A Source extracts data from an external system and yields assets into the catalog. In this tutorial you will write one, run it in-process, and then expose it as a command-line tool.

This builds on Your first DataLakeAsset — you should already have a working local catalog (or Catalog.from_config() configured).

1. Write the Source¶

Subclass Source, give it a source name, and implement the async run method as an async generator yielding SourceAsset objects:

import asyncio
from datetime import datetime, timezone
from typing import AsyncIterator

from hyperion.catalog.catalog import Catalog
from hyperion.domain.assets import DataLakeAsset
from hyperion.sources.base import Source, SourceAsset


class MyCustomSource(Source):
    source = "my-custom-source"

    async def run(self, start_date=None, end_date=None) -> AsyncIterator[SourceAsset]:
        # Where you would call an API, read a file, query a DB, ...
        data = [
            {"id": 1, "name": "Item 1", "timestamp": datetime.now(timezone.utc)},
            {"id": 2, "name": "Item 2", "timestamp": datetime.now(timezone.utc)},
        ]

        asset = DataLakeAsset(name="my-custom-data", date=datetime.now(timezone.utc))
        yield SourceAsset(asset=asset, data=data)

2. Run it in-process¶

Drive the source with a catalog directly:

if __name__ == "__main__":
    asyncio.run(MyCustomSource._run(Catalog.from_config()))

3. Run it on AWS Lambda¶

The base class can handle a Lambda event for you:

def lambda_handler(event, context):
    MyCustomSource.handle_aws_lambda_event(event, context)
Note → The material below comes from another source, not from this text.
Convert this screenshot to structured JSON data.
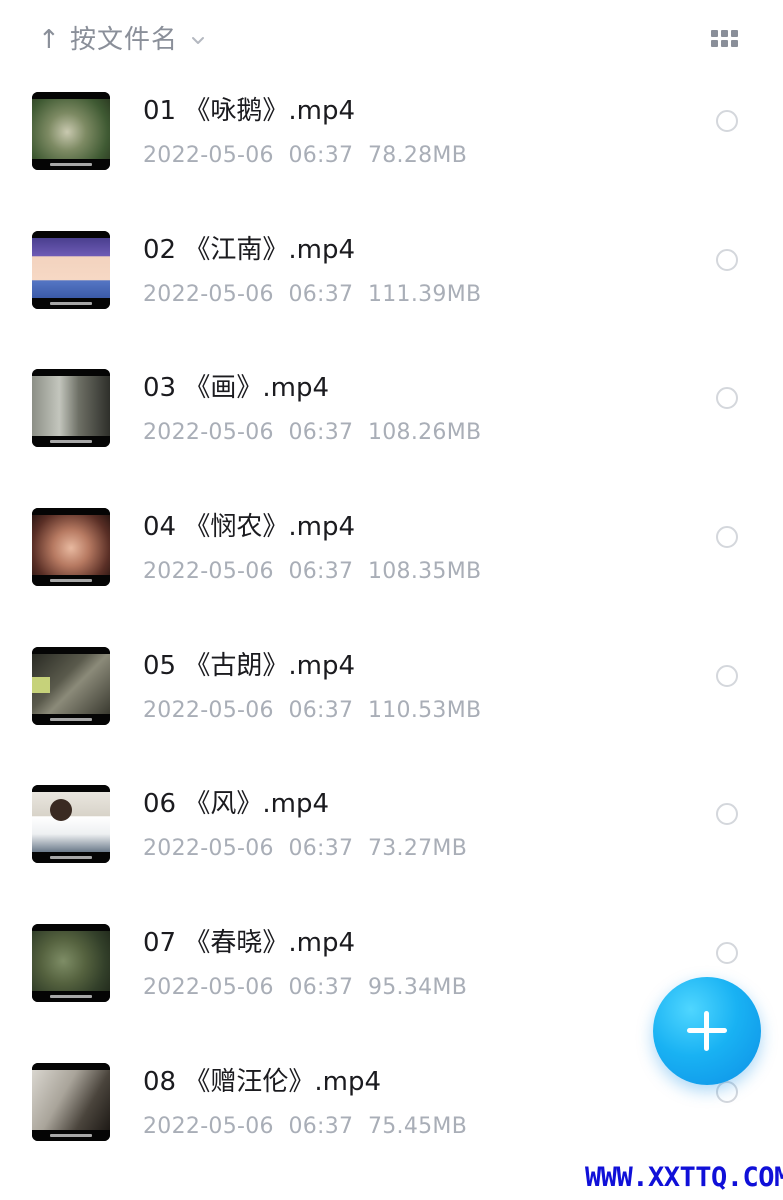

4. Expose a CLI ("Argo Workflow" mode)¶

SourceRunner generates a click-based CLI for one or more sources. Create running_sources.py:

from hyperion.sources.cli import SourceRunner
from my_sources import FirstSource, SecondSource

if __name__ == "__main__":
    SourceRunner(FirstSource, SecondSource).cli()

Invoke a source from the command line — the command name comes from each class's source attribute:

python running_sources.py my-custom-source run \
    --start-date 2025-01-01 \
    --end-date 2025-02-01 \
    --params '{"foo": "bar"}' \
    --queue-file /argo/output/messages.json \
    --queue-overwrite

All generated options are optional:

Option	Meaning
`--start-date`	start date passed to the source
`--end-date`	end date passed to the source
`--params`	JSON string of source-specific params
`--params-from`	path to a JSON file of source-specific params
`--queue-file`	output file for queued messages
`--queue-overwrite`	overwrite the queue file if it exists

What you learned¶

You implemented the Source contract, ran it three ways (in-process, Lambda, CLI), and saw how SourceRunner turns sources into operable tools. See the Source framework explanation for how sources fit the overall design, and Run a Source for deployment recipes.